Мортимеръ. Ты неправъ ко мнѣ, какъ убійца, который наноситъ много ранъ, когда и одна убьетъ. Не скорби, если только не печалитъ тебя мое счастье; распорядись только моими похоронами: и такъ, прощай; пусть будутъ свѣтлы твои надежды и благоденственна твоя жизнь какъ въ войнѣ, такъ и въ мирѣ! (Умираетъ).
Плантадженэтъ. И пусть миръ, а не война будетъ удѣломъ твоей отлетающей души! Въ темницѣ ты свершилъ свое паломничество и, какъ отшельникъ, пережилъ свой вѣкъ. Итакъ, я замкну его совѣтъ въ моей груди; и что я задумалъ, то пусть покоится тамъ. Стражи, унесите его отсюда, а я самъ посмотрю за его похоронами лучше, нежели смотрѣлъ за его жизнью (Сторожа уходятъ, унося тѣло Мортимера.) Вотъ здѣсь покоится мрачный факелъ Мортимера, затушенный низкимъ тщеславіемъ. А относительно обидъ и горькихъ оскорбленій, которыя Сомерсетъ нанесъ моему дому, я не сомнѣваюсь, что съ честью ихъ изглажу; и потому поспѣшу въ парламентъ, чтобы мнѣ возвратили права моего рода иначе я самое зло обращу себѣ въ добро.
СЦЕНА I.
правитьЕпископъ Уинчестерскій. Ты, кажется, являешься съ заранѣе глубоко обдуманной бумагой, съ письменнымъ усердно составленнымъ памфлетомъ, Гемфри Глостэръ? Если ты хочешь на меня донести или имѣешь намѣреніе обвинять меня въ чемъ-нибудь, то дѣлай это, не придумывая, а внезапно, — какъ я намѣренъ отвѣчать на твои обвиненія внезапными рѣчами.

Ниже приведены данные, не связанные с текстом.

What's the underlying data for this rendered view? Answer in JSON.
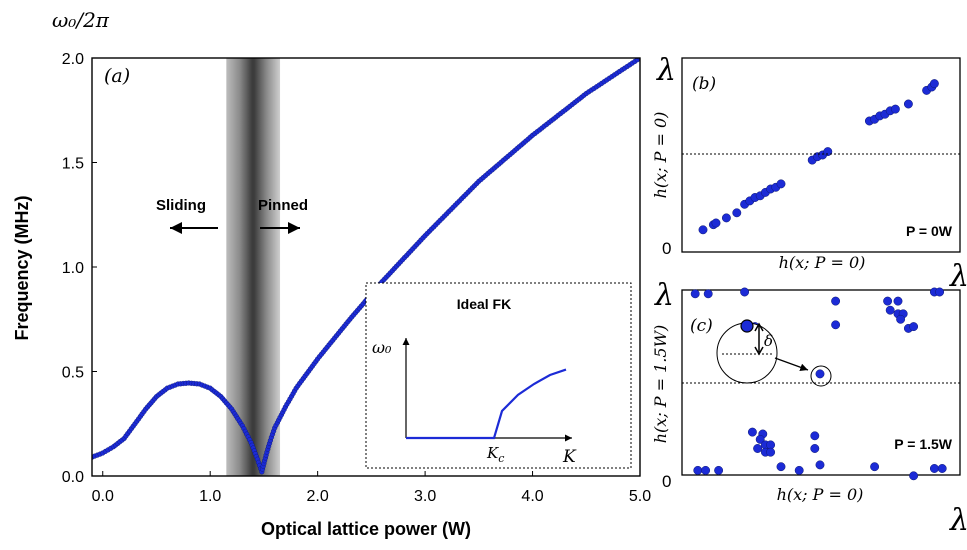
{
  "colors": {
    "data": "#1c2bd6",
    "data_edge": "#0d1870",
    "band_dark": "#3c3c3c",
    "band_light": "#bdbdbd",
    "axis": "#000000"
  },
  "chart_data": [
    {
      "panel": "a",
      "type": "scatter",
      "panel_label": "(a)",
      "xlabel": "Optical lattice power (W)",
      "ylabel": "Frequency (MHz)",
      "ylabel_top": "ω₀/2π",
      "xlim": [
        -0.1,
        5.0
      ],
      "ylim": [
        0.0,
        2.0
      ],
      "xticks": [
        0.0,
        1.0,
        2.0,
        3.0,
        4.0,
        5.0
      ],
      "xtick_labels": [
        "0.0",
        "1.0",
        "2.0",
        "3.0",
        "4.0",
        "5.0"
      ],
      "yticks": [
        0.0,
        0.5,
        1.0,
        1.5,
        2.0
      ],
      "ytick_labels": [
        "0.0",
        "0.5",
        "1.0",
        "1.5",
        "2.0"
      ],
      "grid": false,
      "shaded_band": {
        "x_range": [
          1.15,
          1.65
        ],
        "center": 1.42
      },
      "annotations": {
        "sliding": "Sliding",
        "pinned": "Pinned"
      },
      "curve_points": [
        [
          -0.1,
          0.09
        ],
        [
          0.0,
          0.11
        ],
        [
          0.1,
          0.14
        ],
        [
          0.2,
          0.18
        ],
        [
          0.3,
          0.25
        ],
        [
          0.4,
          0.32
        ],
        [
          0.5,
          0.38
        ],
        [
          0.6,
          0.42
        ],
        [
          0.7,
          0.44
        ],
        [
          0.8,
          0.445
        ],
        [
          0.9,
          0.44
        ],
        [
          1.0,
          0.42
        ],
        [
          1.1,
          0.38
        ],
        [
          1.2,
          0.32
        ],
        [
          1.3,
          0.24
        ],
        [
          1.38,
          0.16
        ],
        [
          1.44,
          0.08
        ],
        [
          1.48,
          0.02
        ],
        [
          1.52,
          0.1
        ],
        [
          1.56,
          0.17
        ],
        [
          1.6,
          0.23
        ],
        [
          1.7,
          0.33
        ],
        [
          1.8,
          0.42
        ],
        [
          2.0,
          0.56
        ],
        [
          2.3,
          0.75
        ],
        [
          2.6,
          0.93
        ],
        [
          3.0,
          1.15
        ],
        [
          3.5,
          1.41
        ],
        [
          4.0,
          1.63
        ],
        [
          4.5,
          1.83
        ],
        [
          5.0,
          2.0
        ]
      ],
      "inset": {
        "title": "Ideal FK",
        "ylabel": "ω₀",
        "xlabel": "K",
        "critical_label": "K_c",
        "kc": 0.55,
        "curve": [
          [
            0.0,
            0.0
          ],
          [
            0.55,
            0.0
          ],
          [
            0.6,
            0.3
          ],
          [
            0.7,
            0.48
          ],
          [
            0.8,
            0.6
          ],
          [
            0.9,
            0.7
          ],
          [
            1.0,
            0.76
          ]
        ]
      }
    },
    {
      "panel": "b",
      "type": "scatter",
      "panel_label": "(b)",
      "xlabel": "h(x; P = 0)",
      "ylabel": "h(x; P = 0)",
      "axis_end_label": "λ",
      "y_tick_zero": "0",
      "power_label": "P = 0W",
      "xlim": [
        0,
        1
      ],
      "ylim": [
        0,
        1
      ],
      "dashed_line_y": 0.5,
      "points": [
        [
          0.05,
          0.06
        ],
        [
          0.09,
          0.09
        ],
        [
          0.1,
          0.1
        ],
        [
          0.14,
          0.13
        ],
        [
          0.18,
          0.16
        ],
        [
          0.21,
          0.21
        ],
        [
          0.23,
          0.23
        ],
        [
          0.25,
          0.25
        ],
        [
          0.27,
          0.26
        ],
        [
          0.29,
          0.28
        ],
        [
          0.31,
          0.3
        ],
        [
          0.33,
          0.31
        ],
        [
          0.35,
          0.33
        ],
        [
          0.47,
          0.47
        ],
        [
          0.49,
          0.49
        ],
        [
          0.51,
          0.5
        ],
        [
          0.53,
          0.52
        ],
        [
          0.69,
          0.7
        ],
        [
          0.71,
          0.71
        ],
        [
          0.73,
          0.73
        ],
        [
          0.75,
          0.74
        ],
        [
          0.77,
          0.76
        ],
        [
          0.79,
          0.77
        ],
        [
          0.84,
          0.8
        ],
        [
          0.91,
          0.88
        ],
        [
          0.93,
          0.9
        ],
        [
          0.94,
          0.92
        ]
      ]
    },
    {
      "panel": "c",
      "type": "scatter",
      "panel_label": "(c)",
      "xlabel": "h(x; P = 0)",
      "ylabel": "h(x; P = 1.5W)",
      "axis_end_label": "λ",
      "y_tick_zero": "0",
      "power_label": "P = 1.5W",
      "delta_label": "δ",
      "xlim": [
        0,
        1
      ],
      "ylim": [
        0,
        1
      ],
      "dashed_line_y": 0.5,
      "points": [
        [
          0.02,
          0.99
        ],
        [
          0.07,
          0.99
        ],
        [
          0.21,
          1.0
        ],
        [
          0.56,
          0.95
        ],
        [
          0.56,
          0.82
        ],
        [
          0.76,
          0.95
        ],
        [
          0.8,
          0.95
        ],
        [
          0.77,
          0.9
        ],
        [
          0.8,
          0.88
        ],
        [
          0.82,
          0.88
        ],
        [
          0.81,
          0.85
        ],
        [
          0.84,
          0.8
        ],
        [
          0.86,
          0.81
        ],
        [
          0.94,
          1.0
        ],
        [
          0.96,
          1.0
        ],
        [
          0.25,
          0.81
        ],
        [
          0.5,
          0.55
        ],
        [
          0.24,
          0.23
        ],
        [
          0.28,
          0.22
        ],
        [
          0.27,
          0.19
        ],
        [
          0.29,
          0.16
        ],
        [
          0.31,
          0.16
        ],
        [
          0.26,
          0.14
        ],
        [
          0.29,
          0.12
        ],
        [
          0.31,
          0.12
        ],
        [
          0.48,
          0.21
        ],
        [
          0.48,
          0.14
        ],
        [
          0.03,
          0.02
        ],
        [
          0.06,
          0.02
        ],
        [
          0.11,
          0.02
        ],
        [
          0.35,
          0.04
        ],
        [
          0.42,
          0.02
        ],
        [
          0.5,
          0.05
        ],
        [
          0.71,
          0.04
        ],
        [
          0.86,
          -0.01
        ],
        [
          0.94,
          0.03
        ],
        [
          0.97,
          0.03
        ]
      ]
    }
  ]
}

Глостэръ. Надменный попъ! Это мѣсто повелѣваетъ мнѣ быть терпѣливымъ, а то-бы ты увидѣлъ, что оскорбилъ меня. Не думай, что, если я предпочелъ письменно изложить твои гнусные оскорбительные проступки, которые я будто-бы для этого выдумалъ, такъ я не въ состояніи повторить устно написаннаго по порядку: нѣтъ, прелатъ; такова твоя дерзкая порочность, твои безстыдныя и зловредныя продѣлки, что даже дѣти кричатъ о твоей спѣси. Ты самый вредный ростовщикъ, дерзкій отъ природы, врагъ мира; ты сладострастенъ и игривъ болѣе, нежели пристало человѣку твоего званія и сана: что-же касается твоего предательства, то что можетъ быть очевиднѣе его? Ты вѣдь устраивалъ мнѣ западню какъ на Лондонскомъ мосту, такъ и въ Тауэрѣ, чтобы лишить меня жизни. Кромѣ того, если просѣять твои мысли, то, боюсь я, что и король, нашъ государь, окажется не совсѣмъ изъятъ изъ завистливой злобы твоего напыщеннаго сердца.

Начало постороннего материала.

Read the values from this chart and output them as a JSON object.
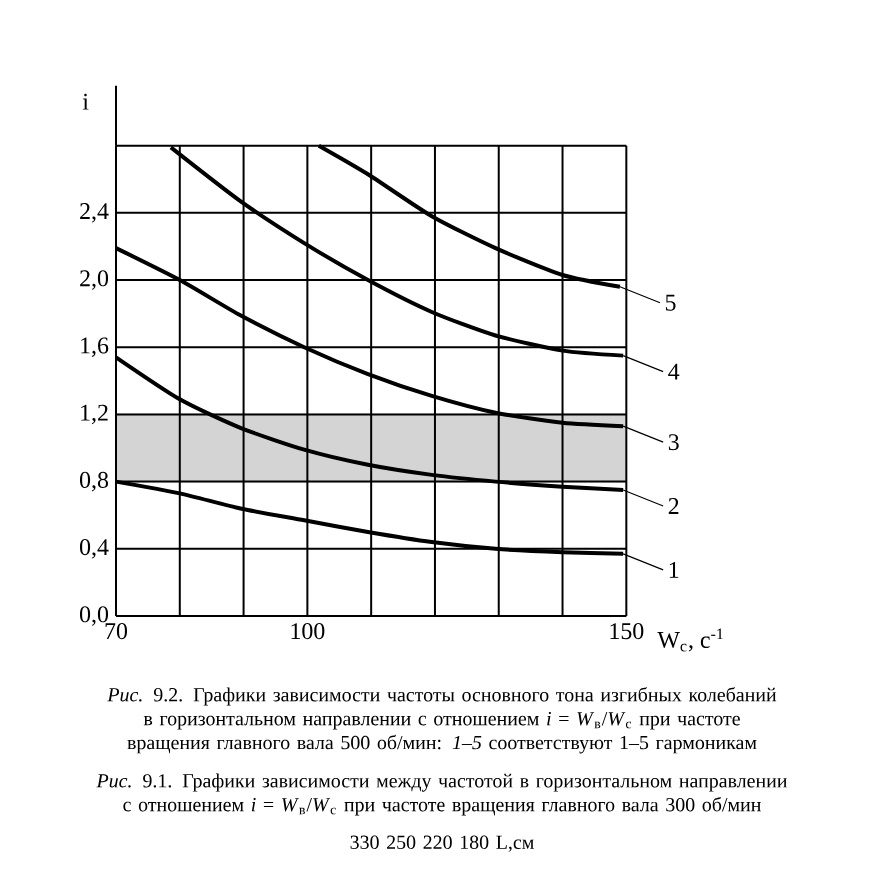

Епископъ Уинчестерскій. Глостэръ, я презираю тебя, — лорды, удостойте выслушать, что я отвѣчу. Если я такъ жаденъ, честолюбивъ и пороченъ, какъ онъ считаетъ меня, то почему-же я такъ бѣденъ? Или еще, какъ это случилось, что я не ищу повышеній и не стремлюсь возвыситься, но придерживаюсь своего обычнаго призванія? А что касается раздоровъ, то кто-же болѣе меня предпочитаетъ миръ, если только меня не вызываютъ на ссору? Нѣтъ, добрые лорды, не это оскорбляетъ, не это распаляетъ гнѣвъ герцога; а то, чтобы никто, кромѣ него, не управлялъ страною; чтобы никто, кромѣ него, не былъ близокъ къ королю; и это зарождаетъ грозу въ его груди и заставляетъ его гремѣть обвиненіями. Но я дамъ знать ему, что равенъ…
Глостэръ. Равенъ? Ты, пригулокъ моего дѣда!
Епископъ Уинчестерскій. Да, надменный сэръ; а вы-то, прошу васъ сказать, кто-же, какъ не своевольно-сидящій на чужомъ престолѣ?
Глостэръ. Наглый попъ, развѣ я не протекторъ?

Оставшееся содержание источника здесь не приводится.